SIMONETTA PERSICHETTI De forma absolutamente casual. Me formei em jornalismo em 1979. Sempre quis ser jornalista, desde meus 13 anos. Durante a faculdade cursei fotografia na Escola Imagem Ação do Claudio Feijó. Queria completar meus estudos de jornalismo, pois sempre acreditei que o fotojornalista é, antes de tudo, um jornalista. Mas nunca pensei em fotografar, sempre preferi a escrita. Durante meus cursos na Imagem e Ação conheci o Sérgio Sade, na época, editor de fotografia da revista Veja. Foi ele que me aconselhou a escrever sobre fotografia, fazer crítica, devido a uma carência no Brasil de um profissional que se dedicasse a isso. Confesso que na hora não dei muita bola, meus sonhos eram outros, mas coincidência ou não, meu primeiro emprego como jornalista foi na revista Iris Foto, em 1980. Sabia que não queria escrever sobre técnicas ou câmaras fotográficas. Meu interesse era trabalhar com a linguagem fotográfica, entrevistar os fotógrafos. Procurei então o Sérgio Sade que me falou para desenvolver perfis de fotógrafos. E foi assim que eu comecei. Mas embora tenha escrito para a Irisfoto durante 15 anos (com alguns intervalos), trabalhei em outras redações e editoras e até na televisão. Foi só em 1991, quando voltei para Editora Abril para trabalhar no Dedoc (arquivo fotográfico da Abril) que assumi inteiramente a fotografia. Em 1992 comecei o meu mestrado em Comunicação e Artes. Apresentei minha dissertação em 1995. No ano seguinte ingressei como colaboradora do jornal Estado de S. Paulo onde estou até hoje. Em 1997 comecei meu doutorado em Psicologia Social, para discutir a estética da fotografia latino-americana, e em 1998 comecei na área acadêmica no Senac. E aí… bom todo mundo já sabe!

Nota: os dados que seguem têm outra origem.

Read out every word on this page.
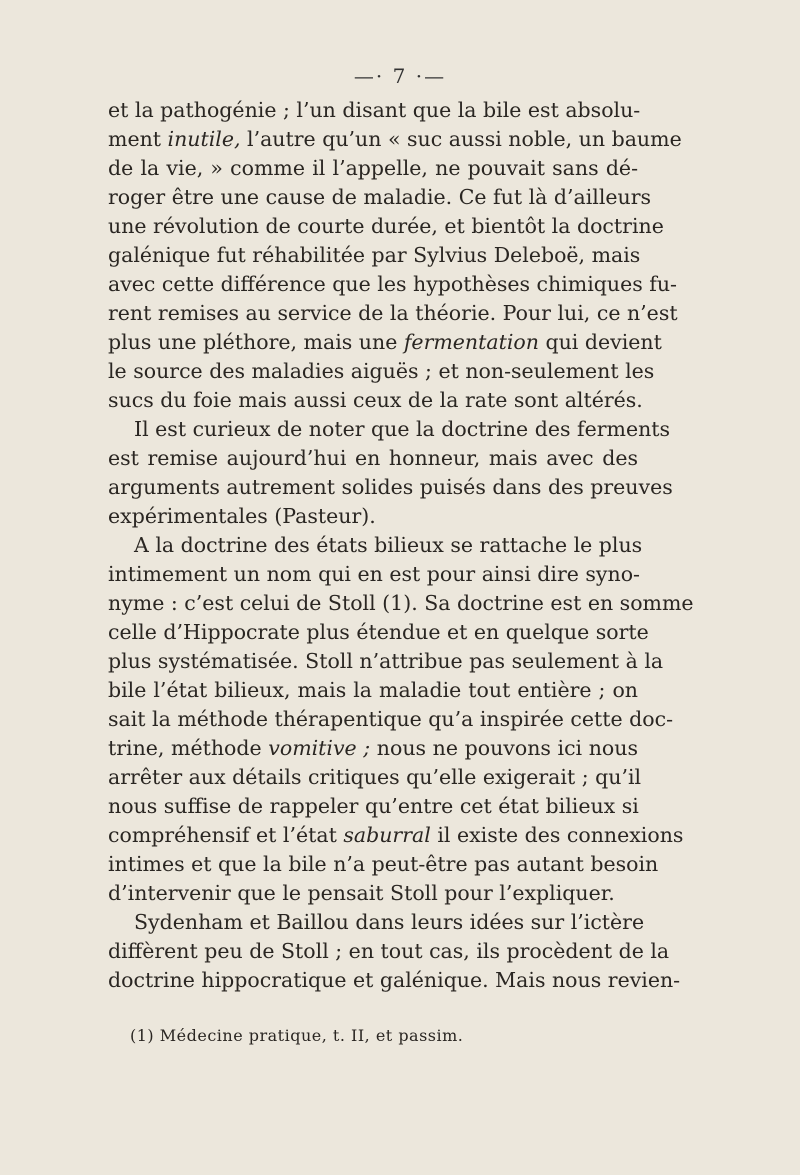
—· 7 ·—
et la pathogénie ; l’un disant que la bile est absolu-
ment inutile, l’autre qu’un « suc aussi noble, un baume
de la vie, » comme il l’appelle, ne pouvait sans dé-
roger être une cause de maladie. Ce fut là d’ailleurs
une révolution de courte durée, et bientôt la doctrine
galénique fut réhabilitée par Sylvius Deleboë, mais
avec cette différence que les hypothèses chimiques fu-
rent remises au service de la théorie. Pour lui, ce n’est
plus une pléthore, mais une fermentation qui devient
le source des maladies aiguës ; et non-seulement les
sucs du foie mais aussi ceux de la rate sont altérés.
Il est curieux de noter que la doctrine des ferments
est remise aujourd’hui en honneur, mais avec des
arguments autrement solides puisés dans des preuves
expérimentales (Pasteur).
A la doctrine des états bilieux se rattache le plus
intimement un nom qui en est pour ainsi dire syno-
nyme : c’est celui de Stoll (1). Sa doctrine est en somme
celle d’Hippocrate plus étendue et en quelque sorte
plus systématisée. Stoll n’attribue pas seulement à la
bile l’état bilieux, mais la maladie tout entière ; on
sait la méthode thérapentique qu’a inspirée cette doc-
trine, méthode vomitive ; nous ne pouvons ici nous
arrêter aux détails critiques qu’elle exigerait ; qu’il
nous suffise de rappeler qu’entre cet état bilieux si
compréhensif et l’état saburral il existe des connexions
intimes et que la bile n’a peut-être pas autant besoin
d’intervenir que le pensait Stoll pour l’expliquer.
Sydenham et Baillou dans leurs idées sur l’ictère
diffèrent peu de Stoll ; en tout cas, ils procèdent de la
doctrine hippocratique et galénique. Mais nous revien-
(1) Médecine pratique, t. II, et passim.
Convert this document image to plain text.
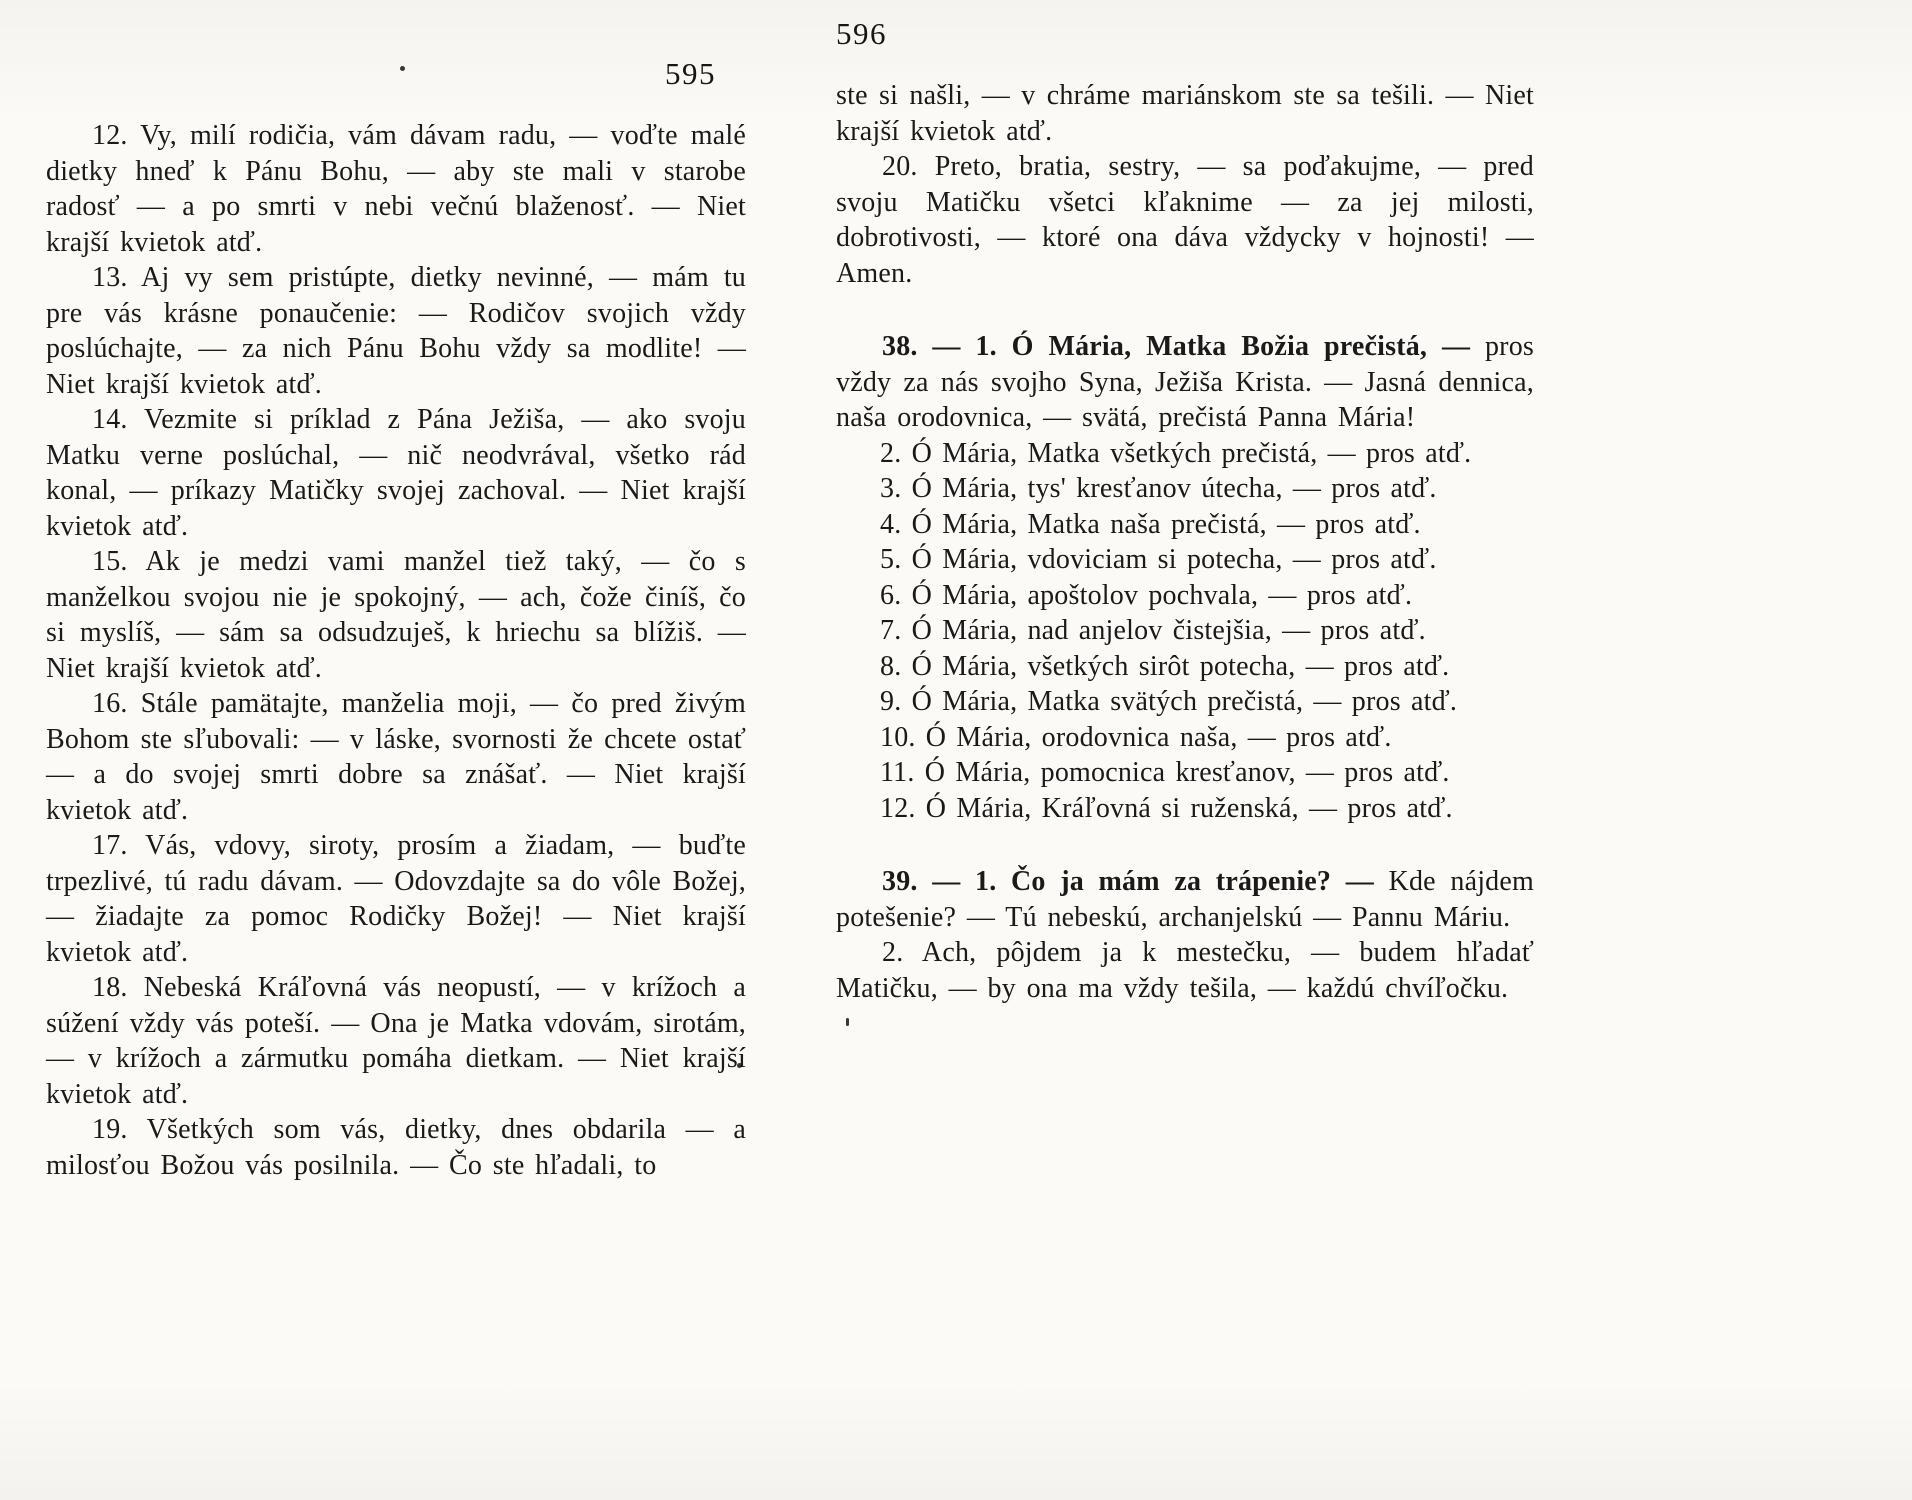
595

12. Vy, milí rodičia, vám dávam radu, — voďte malé dietky hneď k Pánu Bohu, — aby ste mali v starobe radosť — a po smrti v nebi večnú blaženosť. — Niet krajší kvietok atď.

13. Aj vy sem pristúpte, dietky nevinné, — mám tu pre vás krásne ponaučenie: — Rodičov svojich vždy poslúchajte, — za nich Pánu Bohu vždy sa modlite! — Niet krajší kvietok atď.

14. Vezmite si príklad z Pána Ježiša, — ako svoju Matku verne poslúchal, — nič neodvrával, všetko rád konal, — príkazy Matičky svojej zachoval. — Niet krajší kvietok atď.

15. Ak je medzi vami manžel tiež taký, — čo s manželkou svojou nie je spokojný, — ach, čože činíš, čo si myslíš, — sám sa odsudzuješ, k hriechu sa blížiš. — Niet krajší kvietok atď.

16. Stále pamätajte, manželia moji, — čo pred živým Bohom ste sľubovali: — v láske, svornosti že chcete ostať — a do svojej smrti dobre sa znášať. — Niet krajší kvietok atď.

17. Vás, vdovy, siroty, prosím a žiadam, — buďte trpezlivé, tú radu dávam. — Odovzdajte sa do vôle Božej, — žiadajte za pomoc Rodičky Božej! — Niet krajší kvietok atď.

18. Nebeská Kráľovná vás neopustí, — v krížoch a súžení vždy vás poteší. — Ona je Matka vdovám, sirotám, — v krížoch a zármutku pomáha dietkam. — Niet krajší kvietok atď.

19. Všetkých som vás, dietky, dnes obdarila — a milosťou Božou vás posilnila. — Čo ste hľadali, to

596

ste si našli, — v chráme mariánskom ste sa tešili. — Niet krajší kvietok atď.

20. Preto, bratia, sestry, — sa poďakujme, — pred svoju Matičku všetci kľaknime — za jej milosti, dobrotivosti, — ktoré ona dáva vždycky v hojnosti! — Amen.

38. — 1. Ó Mária, Matka Božia prečistá, — pros vždy za nás svojho Syna, Ježiša Krista. — Jasná dennica, naša orodovnica, — svätá, prečistá Panna Mária!

2. Ó Mária, Matka všetkých prečistá, — pros atď.

3. Ó Mária, tys' kresťanov útecha, — pros atď.

4. Ó Mária, Matka naša prečistá, — pros atď.

5. Ó Mária, vdoviciam si potecha, — pros atď.

6. Ó Mária, apoštolov pochvala, — pros atď.

7. Ó Mária, nad anjelov čistejšia, — pros atď.

8. Ó Mária, všetkých sirôt potecha, — pros atď.

9. Ó Mária, Matka svätých prečistá, — pros atď.

10. Ó Mária, orodovnica naša, — pros atď.

11. Ó Mária, pomocnica kresťanov, — pros atď.

12. Ó Mária, Kráľovná si ruženská, — pros atď.

39. — 1. Čo ja mám za trápenie? — Kde nájdem potešenie? — Tú nebeskú, archanjelskú — Pannu Máriu.

2. Ach, pôjdem ja k mestečku, — budem hľadať Matičku, — by ona ma vždy tešila, — každú chvíľočku.
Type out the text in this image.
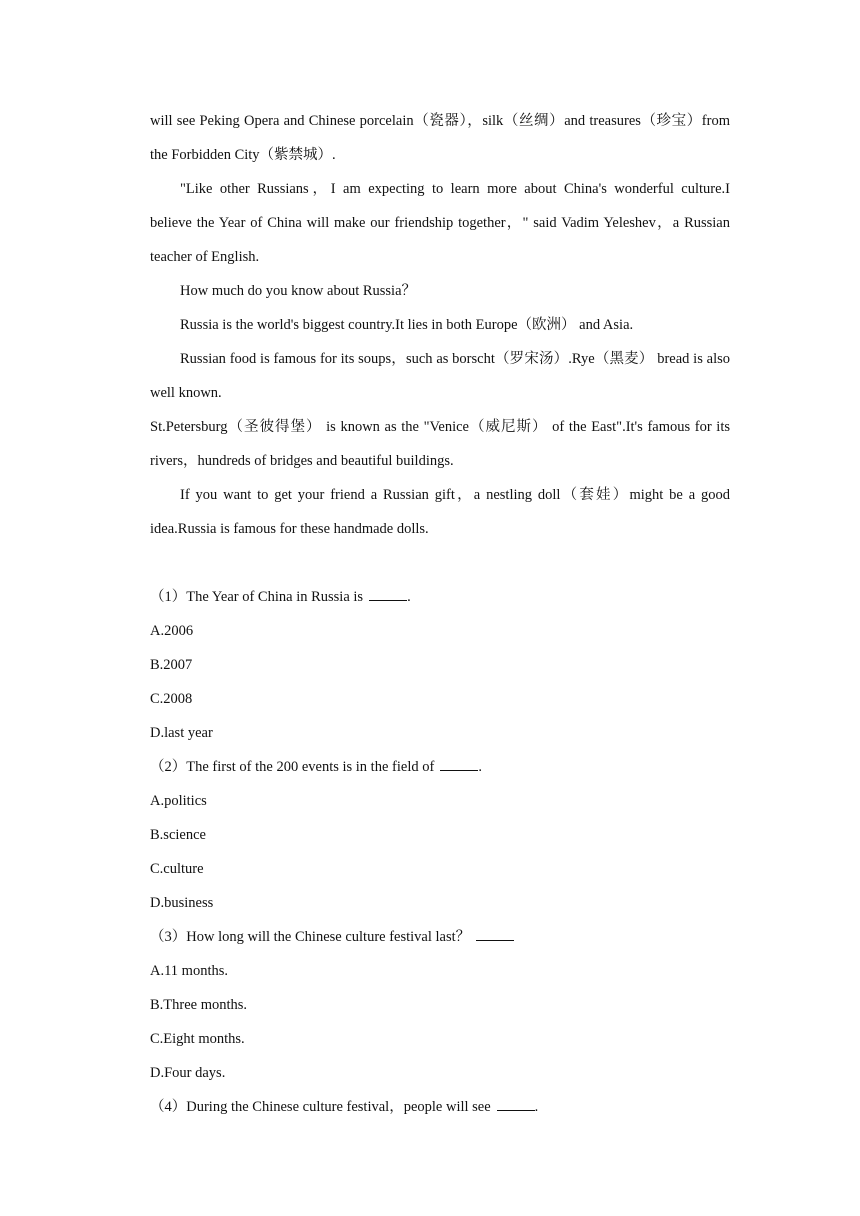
will see Peking Opera and Chinese porcelain（瓷器），silk（丝绸）and treasures（珍宝）from
the Forbidden City（紫禁城）.
"Like other Russians，I am expecting to learn more about China's wonderful culture.I
believe the Year of China will make our friendship together，" said Vadim Yeleshev，a Russian
teacher of English.
How much do you know about Russia？
Russia is the world's biggest country.It lies in both Europe（欧洲） and Asia.
Russian food is famous for its soups，such as borscht（罗宋汤）.Rye（黑麦） bread is also
well known.
St.Petersburg（圣彼得堡） is known as the "Venice（威尼斯） of the East".It's famous for its
rivers，hundreds of bridges and beautiful buildings.
If you want to get your friend a Russian gift，a nestling doll（套娃）might be a good
idea.Russia is famous for these handmade dolls.
（1）The Year of China in Russia is	.
A.2006
B.2007
C.2008
D.last year
（2）The first of the 200 events is in the field of	.
A.politics
B.science
C.culture
D.business
（3）How long will the Chinese culture festival last？
A.11 months.
B.Three months.
C.Eight months.
D.Four days.
（4）During the Chinese culture festival，people will see	.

OLHAVÊ O que lhe chama atenção na fotografia atualmente?
SIMONETTA PERSICHETTI O que me chama a atenção hoje é o que sempre me chamou a atenção. De que forma as pessoas se comunicam com a fotografia. Como é recebida a fotografia pelas pessoas, o fenômeno fotográfico em si. Como jornalista, confesso que o que mais me atrai ainda hoje é o fotojornalismo. Mas como hoje todas as imagens se parecem com um tratamento igual no Photoshop, acho que temos uma “ditadura” visual. Ou como diz a professora de filosofia e estética Magnólia Costa, vivemos a época da estética da tosquice.
OLHAVÊ Você acredita numa chamada “descentralização” ou a fotografia brasileira só “brilha” em São Paulo? Ou, o mais correto seria dizer que em São Paulo estão os “legitimadores” da fotografia?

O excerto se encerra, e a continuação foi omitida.